Homework 2 - no graphics

Due by 30/10/2016.

Complete exercises and replicate outputs. Note that only PDF and HTML formats will be accepted. All R code you used to generate figures should be included in the document.

There are plenty of options for creating PDF documents with inline R code such as knitr, sweave, sense.io, jupyter, Anaconda cloud or simply save the plots as .png images and add them manually to your document together with R code.

Your output can be stylistically different from the outputs below (e.g. vectors or matrices will show up with row/column numbers). This doesn't matter as long as you have the correct numbers, labels and graphs.

Note. If you decide to use Jupyter Notebook, run command options(jupyter.plot_mimetypes = 'image/png') in the first cell to get around bug with SVG images.

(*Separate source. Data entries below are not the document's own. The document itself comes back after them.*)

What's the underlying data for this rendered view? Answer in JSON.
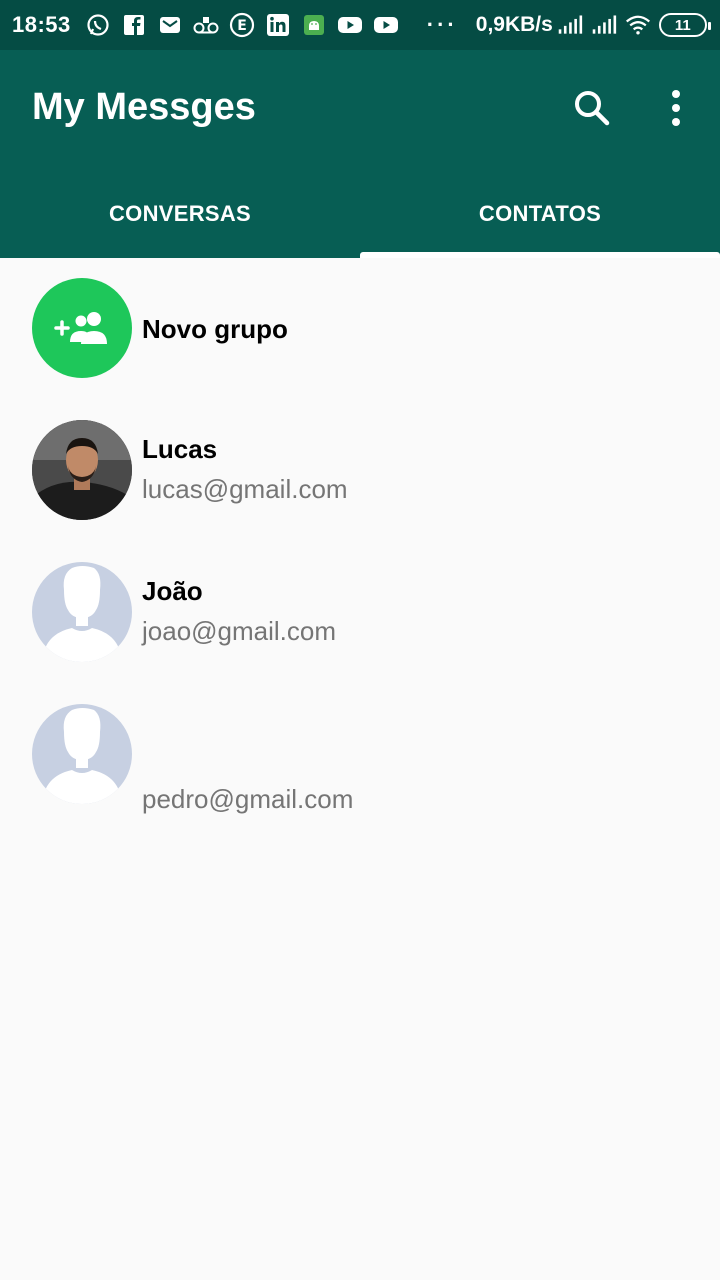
{
  "status_bar": {
    "time": "18:53",
    "notification_icons": [
      "whatsapp-icon",
      "facebook-icon",
      "mail-icon",
      "voicemail-icon",
      "e-icon",
      "linkedin-icon",
      "android-icon",
      "youtube-icon",
      "youtube-icon"
    ],
    "overflow": "···",
    "speed": "0,9KB/s",
    "battery": "11"
  },
  "app_bar": {
    "title": "My Messges",
    "background": "#075e54"
  },
  "tabs": [
    {
      "label": "CONVERSAS",
      "active": false
    },
    {
      "label": "CONTATOS",
      "active": true
    }
  ],
  "contacts": [
    {
      "name": "Novo grupo",
      "email": "",
      "avatar": "group-add-icon",
      "avatar_color": "#1ec75a"
    },
    {
      "name": "Lucas",
      "email": "lucas@gmail.com",
      "avatar": "user-photo"
    },
    {
      "name": "João",
      "email": "joao@gmail.com",
      "avatar": "default-person-icon"
    },
    {
      "name": "",
      "email": "pedro@gmail.com",
      "avatar": "default-person-icon"
    }
  ]
}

1. Location and spread characteristics

Load fivemin.csv dataset with network usage data recorded every 5 minutes over 8 hours. Select data for type=Server and report all location and spread characteristics for $sessions$. (It's up to you whether you decide to use print commands or put all characteristics in a dataframe or list and print that)

Sessions
=================================
Minimum: 1293 
Maximum: 2678 
Mean: 1904.573 
... TODO ...
Packets
=================================
Minimum: 14857 
Maximum: 4015541 
Mean: 204540.1 
... TODO ...

2. Parameter estimation for normal distribution

Let $X$ be a random variable representing number of sessions for type=Server from the previous exercise. Answer the following questions

  • a) What is the probability P(X > 2000) (i.e. high load load)?
  • b) What is the probability P(1500 < X < 2000) (i.e. probability of usual network load)?
  • c) What is the probability P(X > 2700) (i.e. probability of extreme network load)?

Answer these questions using two different approaches:

  • i) Do not make any assumptions about distribution of X and calculate empirical probabilities (relative frequencies), i.e.

    P(a < X < b) = \frac{\text{nr of times X is between } a \text{ and } b}{\text{nr of all occurences}}

  • ii) Assume that $X$ is continuous and follows a normal distribution N(\mu, \sigma^2). It's parameters can be estimated by

    \hat{\mu} = \frac{\sum{i=1}^{n} x_i}{n}, \quad \quad \hat{\sigma}^2 = s^2 = \frac{\sum{i=1}^{n} (x_i - \hat{\mu})^2}{n - 1}. Calculate given probabilities from distribution N(\hat{\mu}, \hat{\sigma}^2).